Output pointer to a constant array of float scaling factors.

void append_dw_k3s2p1(
    memory::data_type weights_data_type,
    memory::data_type bias_data_type,
    memory::data_type dst_data_type,
    int mask,
    const std::vector<float>& scales
    )

Appends a depthwise post-op convolution with stride 2.

This post-op can only be fused with a 2D 1x1 convolution (convolution with weights spatial dimension equal to 1 i.e., kh=kw=1).

The kind of this post-op is dnnl_convolution.

The number of outputs for primitive remain same as before. The output spatial size can be derived as below:

output_height = ceil(output_height_1x1_convolution, stride) output_width = ceil(output_width_1x1_convolution, stride)

The Post-op can be defined as:

dst[:] <- scales * (conv_dw(conv_1x1))

See dev_guide_attributes_post_ops_depthwise and dev_guide_attributes_post_ops_depthwise_fusion for more info.

Parameters:

weights_data_type

Weights data type of depthwise post-op

bias_data_type

Bias data type of depthwise post-op

dst_data_type

Output data type of depthwise post-op

mask

Output scaling factors correspondence mask that defines the correspondence between the output tensor dimensions and the scales array. The set i-th bit indicates that a dedicated output scaling factor is used for each index along that dimension. The mask value of 0 implies a common scaling factor for the whole output tensor.

scales

Output pointer to a constant array of float scaling factors.

Returns:

dnnl_success on success and a status describing the error otherwise

void get_params_dw_k3s2p1(
    int index,
    memory::data_type& weights_data_type,
    memory::data_type& bias_data_type,
    memory::data_type& dst_data_type,
    int& mask,
    std::vector<float>& scales
    ) const

Returns the parameters of an depthwise post-op with stride 2.

Parameters:

index

Index of the elementwise post-op.

weights_data_type

Weights data type of depthwise post-op

bias_data_type

Bias data type of depthwise post-op

dst_data_type

Output data type of depthwise post-op

mask

Output scaling factors correspondence mask that defines the correspondence between the output tensor dimensions and the scales array.
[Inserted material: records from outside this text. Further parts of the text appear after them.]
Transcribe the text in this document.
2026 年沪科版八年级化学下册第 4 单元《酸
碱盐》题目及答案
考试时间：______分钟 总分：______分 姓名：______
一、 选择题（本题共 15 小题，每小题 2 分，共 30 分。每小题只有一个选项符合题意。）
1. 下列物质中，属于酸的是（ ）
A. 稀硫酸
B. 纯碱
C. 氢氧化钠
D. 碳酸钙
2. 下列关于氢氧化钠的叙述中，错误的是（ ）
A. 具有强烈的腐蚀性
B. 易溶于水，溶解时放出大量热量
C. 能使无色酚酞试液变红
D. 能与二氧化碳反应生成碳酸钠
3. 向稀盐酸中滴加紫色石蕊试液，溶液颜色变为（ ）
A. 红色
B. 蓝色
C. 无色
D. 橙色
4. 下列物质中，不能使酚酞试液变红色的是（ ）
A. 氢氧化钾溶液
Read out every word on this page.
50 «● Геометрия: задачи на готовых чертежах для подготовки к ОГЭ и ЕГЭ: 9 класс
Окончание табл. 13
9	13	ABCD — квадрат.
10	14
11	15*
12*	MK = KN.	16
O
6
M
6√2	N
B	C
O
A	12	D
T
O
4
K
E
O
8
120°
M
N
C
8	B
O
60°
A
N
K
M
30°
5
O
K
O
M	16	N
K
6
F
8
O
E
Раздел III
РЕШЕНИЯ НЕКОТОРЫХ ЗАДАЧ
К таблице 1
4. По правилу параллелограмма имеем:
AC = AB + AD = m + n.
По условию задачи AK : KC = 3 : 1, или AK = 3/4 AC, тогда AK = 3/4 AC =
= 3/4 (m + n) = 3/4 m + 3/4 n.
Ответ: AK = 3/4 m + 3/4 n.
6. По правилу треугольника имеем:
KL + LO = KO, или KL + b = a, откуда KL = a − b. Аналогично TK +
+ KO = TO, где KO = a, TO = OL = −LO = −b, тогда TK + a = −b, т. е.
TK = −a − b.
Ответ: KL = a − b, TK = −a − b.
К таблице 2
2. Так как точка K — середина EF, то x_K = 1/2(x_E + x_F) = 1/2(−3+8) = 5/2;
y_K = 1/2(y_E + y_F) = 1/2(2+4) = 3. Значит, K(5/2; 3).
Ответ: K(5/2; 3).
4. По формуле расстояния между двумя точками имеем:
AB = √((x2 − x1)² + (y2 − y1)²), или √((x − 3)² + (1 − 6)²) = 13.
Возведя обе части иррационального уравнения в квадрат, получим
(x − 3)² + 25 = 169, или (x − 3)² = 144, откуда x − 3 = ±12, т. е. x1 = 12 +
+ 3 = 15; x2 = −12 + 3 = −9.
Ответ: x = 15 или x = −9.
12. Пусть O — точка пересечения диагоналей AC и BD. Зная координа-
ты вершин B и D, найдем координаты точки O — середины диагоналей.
The set i-th bit indicates that a dedicated output scaling factor is used for each index along that dimension. The mask value of 0 implies a common scaling factor for the whole output tensor.

scales

Output pointer to a constant array of float scaling factors.

void append_binary(algorithm aalgorithm, const memory::desc& src1_desc)

Appends a binary post-op.

The kind of this post operation is dnnl_binary.

In the simplest case when the binary is the only post operation, the computations would be:

dst[:] <- binary_op (dst[:], another_input[:])

where binary_op is configured with the given parameters. binary_op supports broadcast semantics for a second operand.

Parameters:

aalgorithm

Binary algorithm for the post-op.

src1_desc

Memory descriptor of a second operand.

void get_params_binary(
    int index,
    algorithm& aalgorithm,
    memory::desc& src1_desc
    ) const

Returns the parameters of a binary post-op.

Parameters:

index

Index of the binary post-op.

aalgorithm

Output binary algorithm kind.

src1_desc

Output memory descriptor of a second operand.